What is odd, however, is encapsulated in the map shown below. It is a chloropleth displaying the number of authors from each country in the top 100 papers in shades of blue.
First impressions
A few things stand out immediately. Out of a total of 2,018 authors,
- American authors alone number more than 800 – while Asian authors clock in at less than 100 while Europeans, 831 (including 298 from the UK).
- There are no authors represented from the Caribbean and many parts of southeast Asia.
- If South Africa is excluded, there are only three authors represented from the entire African continent (one each from Ethiopia, Kenya and Namibia); South Africa has 10.
- There is only one researcher from the Middle East – from the UAE – and if Israel (3) is excluded.

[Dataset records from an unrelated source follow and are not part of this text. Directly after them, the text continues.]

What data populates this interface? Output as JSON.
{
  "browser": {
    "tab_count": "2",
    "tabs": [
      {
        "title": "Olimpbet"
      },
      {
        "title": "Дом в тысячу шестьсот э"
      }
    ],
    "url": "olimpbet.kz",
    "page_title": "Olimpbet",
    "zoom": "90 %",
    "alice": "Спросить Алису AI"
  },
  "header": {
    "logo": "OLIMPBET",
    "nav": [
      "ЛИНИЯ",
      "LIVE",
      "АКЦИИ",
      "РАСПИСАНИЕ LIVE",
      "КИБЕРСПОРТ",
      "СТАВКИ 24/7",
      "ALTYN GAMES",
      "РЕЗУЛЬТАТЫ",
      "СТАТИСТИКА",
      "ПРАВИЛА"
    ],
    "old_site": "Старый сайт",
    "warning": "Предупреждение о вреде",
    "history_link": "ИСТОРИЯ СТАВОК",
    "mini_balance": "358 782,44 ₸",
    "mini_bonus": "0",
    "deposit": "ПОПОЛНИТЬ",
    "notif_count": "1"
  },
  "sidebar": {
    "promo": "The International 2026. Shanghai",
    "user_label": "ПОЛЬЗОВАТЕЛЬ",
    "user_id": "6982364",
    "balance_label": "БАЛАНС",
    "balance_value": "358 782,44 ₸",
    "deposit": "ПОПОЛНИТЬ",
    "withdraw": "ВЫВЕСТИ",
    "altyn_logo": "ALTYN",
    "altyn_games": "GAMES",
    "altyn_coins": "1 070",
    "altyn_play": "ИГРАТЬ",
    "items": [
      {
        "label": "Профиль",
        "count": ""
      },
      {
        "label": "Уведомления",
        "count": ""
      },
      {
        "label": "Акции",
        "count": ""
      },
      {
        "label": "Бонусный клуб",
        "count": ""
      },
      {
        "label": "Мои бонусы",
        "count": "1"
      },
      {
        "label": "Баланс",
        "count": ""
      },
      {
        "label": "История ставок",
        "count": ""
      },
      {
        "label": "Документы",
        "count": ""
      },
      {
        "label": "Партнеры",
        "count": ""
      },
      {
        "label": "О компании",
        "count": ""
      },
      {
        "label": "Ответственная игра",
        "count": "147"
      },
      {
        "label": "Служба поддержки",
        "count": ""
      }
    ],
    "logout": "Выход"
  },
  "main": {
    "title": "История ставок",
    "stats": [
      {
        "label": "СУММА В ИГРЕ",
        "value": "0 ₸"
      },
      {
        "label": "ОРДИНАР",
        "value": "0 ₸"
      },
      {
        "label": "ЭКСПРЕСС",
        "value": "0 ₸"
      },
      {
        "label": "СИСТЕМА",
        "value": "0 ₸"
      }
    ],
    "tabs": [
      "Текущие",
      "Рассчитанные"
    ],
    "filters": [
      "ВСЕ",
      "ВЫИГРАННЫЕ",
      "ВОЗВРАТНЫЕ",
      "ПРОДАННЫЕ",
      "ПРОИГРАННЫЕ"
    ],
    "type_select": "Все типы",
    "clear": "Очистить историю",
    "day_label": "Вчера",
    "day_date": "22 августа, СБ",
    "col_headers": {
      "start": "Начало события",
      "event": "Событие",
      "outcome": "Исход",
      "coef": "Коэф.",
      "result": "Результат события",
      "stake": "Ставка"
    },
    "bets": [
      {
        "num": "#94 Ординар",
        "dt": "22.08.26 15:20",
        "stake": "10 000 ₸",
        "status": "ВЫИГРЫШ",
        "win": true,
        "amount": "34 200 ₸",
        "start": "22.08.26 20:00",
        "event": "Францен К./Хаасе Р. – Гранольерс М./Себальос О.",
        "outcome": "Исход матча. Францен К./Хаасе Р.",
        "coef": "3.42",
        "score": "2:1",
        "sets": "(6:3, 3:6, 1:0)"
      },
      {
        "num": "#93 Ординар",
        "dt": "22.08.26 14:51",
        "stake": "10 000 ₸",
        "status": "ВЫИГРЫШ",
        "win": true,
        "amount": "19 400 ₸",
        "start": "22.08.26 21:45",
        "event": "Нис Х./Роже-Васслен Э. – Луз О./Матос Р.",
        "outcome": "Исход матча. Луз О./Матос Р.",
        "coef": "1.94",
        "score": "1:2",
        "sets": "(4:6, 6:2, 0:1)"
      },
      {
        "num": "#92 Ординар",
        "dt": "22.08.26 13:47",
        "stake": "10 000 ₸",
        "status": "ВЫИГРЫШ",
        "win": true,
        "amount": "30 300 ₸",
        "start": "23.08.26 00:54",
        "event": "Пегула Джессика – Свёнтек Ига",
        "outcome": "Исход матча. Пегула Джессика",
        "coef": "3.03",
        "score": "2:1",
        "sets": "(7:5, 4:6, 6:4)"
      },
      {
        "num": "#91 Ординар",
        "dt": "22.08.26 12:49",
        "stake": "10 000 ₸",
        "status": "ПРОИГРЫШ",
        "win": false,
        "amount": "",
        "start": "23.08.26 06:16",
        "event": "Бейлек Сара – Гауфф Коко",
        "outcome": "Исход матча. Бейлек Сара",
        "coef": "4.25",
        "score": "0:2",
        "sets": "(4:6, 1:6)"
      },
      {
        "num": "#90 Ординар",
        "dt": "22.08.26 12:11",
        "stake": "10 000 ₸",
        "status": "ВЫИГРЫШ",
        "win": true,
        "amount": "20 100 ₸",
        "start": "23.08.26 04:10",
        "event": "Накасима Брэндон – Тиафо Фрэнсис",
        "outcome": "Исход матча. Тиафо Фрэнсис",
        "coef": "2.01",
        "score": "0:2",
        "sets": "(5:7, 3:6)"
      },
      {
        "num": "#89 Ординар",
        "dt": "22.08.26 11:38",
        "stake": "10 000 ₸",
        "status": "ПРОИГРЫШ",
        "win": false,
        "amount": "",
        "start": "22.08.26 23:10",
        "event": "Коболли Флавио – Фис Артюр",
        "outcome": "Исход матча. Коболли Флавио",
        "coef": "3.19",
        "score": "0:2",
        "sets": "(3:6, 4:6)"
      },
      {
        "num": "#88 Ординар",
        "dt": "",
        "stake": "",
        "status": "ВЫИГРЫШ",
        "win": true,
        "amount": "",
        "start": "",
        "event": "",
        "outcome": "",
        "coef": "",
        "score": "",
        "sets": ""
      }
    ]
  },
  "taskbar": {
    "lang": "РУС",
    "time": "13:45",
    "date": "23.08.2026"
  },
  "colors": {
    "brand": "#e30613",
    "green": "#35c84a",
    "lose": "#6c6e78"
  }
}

- Brazilian scientists (33) were all either involved in papers about Zika virus or the LIGO blackhole merger detection.
Finally, American journals alone published 53 of the top 100 most-discussed papers in 2016.
This chart more starkly throws up the domination of the American and European researchers in the top 100:
Observation 1: Brazilian researchers worked on one paper on the Zika virus out of six in the top 100
The paper was about a study that monitored a group of pregnant women to assess the link between Zika virus infections and grave outcomes like foetal death. The other five papers involved researchers from the US (3), Slovenia (1) and France (1).
Most news items in 2016 about the Zika virus were motivated by an outbreak in Brazil that began in 2015, peaked in February 2016 (when the World Health Organisation designated it a public health emergency) and concluded in November 2016. Other countries that reported Zika virus infections in the same period include Venezuela, Puerto Rico, Mexico, Honduras, Haiti, Colombia, Guatemala, Chile, Bolivia, Ecuador and Samoa.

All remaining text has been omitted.